I recently mistakenly thought user_login_finalize() was only used for session based auth and that all others would provide their own authentication provider event listener, however in TFA we recently encountered a bug (due to our increasing security) that forced me to realize the user_login_finalize() method is called by modules that perform external authentication, ref #3426189: 2.x-dev incompatible with other modules calling user_login_finalize().

This raises the question what is the future vision for this new service? Is it intended to only be used by the user module and the rest of us should invoking the hooks ourselves or is it intended to still be called by 3rd party contrib to 'log in' a user?

If its intended to be used by the user module only than I would suggest the deprecation should be changed to indicate these methods have been deprecated with no direct replacment, the user should instead call the necessary hooks/events themselves. The service may not even be necessary if the actions can be done in-line.

If its intended to be used by contrib than I believe we need to either put this on an interface or at a minimal make the class non-final to allow it to be mocked in unit tests.

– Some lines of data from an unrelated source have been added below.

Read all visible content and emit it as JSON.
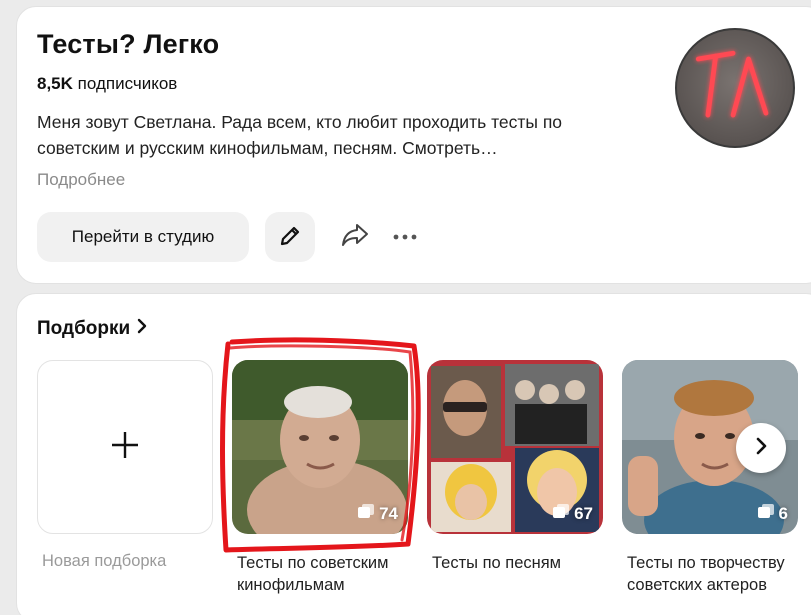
{
  "channel": {
    "title": "Тесты? Легко",
    "subscribers_count": "8,5K",
    "subscribers_label": "подписчиков",
    "description": "Меня зовут Светлана. Рада всем, кто любит проходить тесты по советским и русским кинофильмам, песням. Смотреть…",
    "more_label": "Подробнее",
    "avatar_text": "ТЛ"
  },
  "actions": {
    "studio_label": "Перейти в студию",
    "edit_icon": "pencil-icon",
    "share_icon": "share-arrow-icon",
    "more_icon": "more-dots-icon"
  },
  "collections": {
    "section_title": "Подборки",
    "new_label": "Новая подборка",
    "items": [
      {
        "label": "Тесты по советским кинофильмам",
        "count": "74"
      },
      {
        "label": "Тесты по песням",
        "count": "67"
      },
      {
        "label": "Тесты по творчеству советских актеров",
        "count": "6"
      }
    ]
  },
  "colors": {
    "accent_highlight": "#e4161b",
    "avatar_neon": "#ff4a52",
    "button_bg": "#f1f1f1"
  }
}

If the class stays final with no interface a helper trait (that provisions it in a dummy mode) for unit tests would be helpful to avoid boilerplate code in contrib. Addtionaly it would likely be helpful if the User module specific items (setting up a session with the UID set) are moved outside of the service and instead done where elsewhere.

From a TFA maintainer standpoint:
Having this as a service that could be decorated would allow a long term cleaner fix to #3426189: 2.x-dev incompatible with other modules calling user_login_finalize() and allow us to be involved in more locations to provide enhanced security.
Having this as internal we could likely provide our own authentication provider and cleanup some of our code. It would probably make intercepting the login form more complicated however I doubt it would be a blocker.

In either case I do agree that user_login_finalize() and user_logout() should be be removed from procedural code.

Tagging as related to #2901795: Facilitate 2FA+MultiFactor compatibility (2FA/two-factor -> MFA/multi-factor) as user_login_finalize() and replacements impact the MFA ecosystem.

solideogloria’s picture

Glad to see there's an issue for this. I was going to open an issue if there wasn't one already.

smustgrave’s picture

Status: Needs review » Needs work

Only moving to NW for the open threads from @catch on the MR.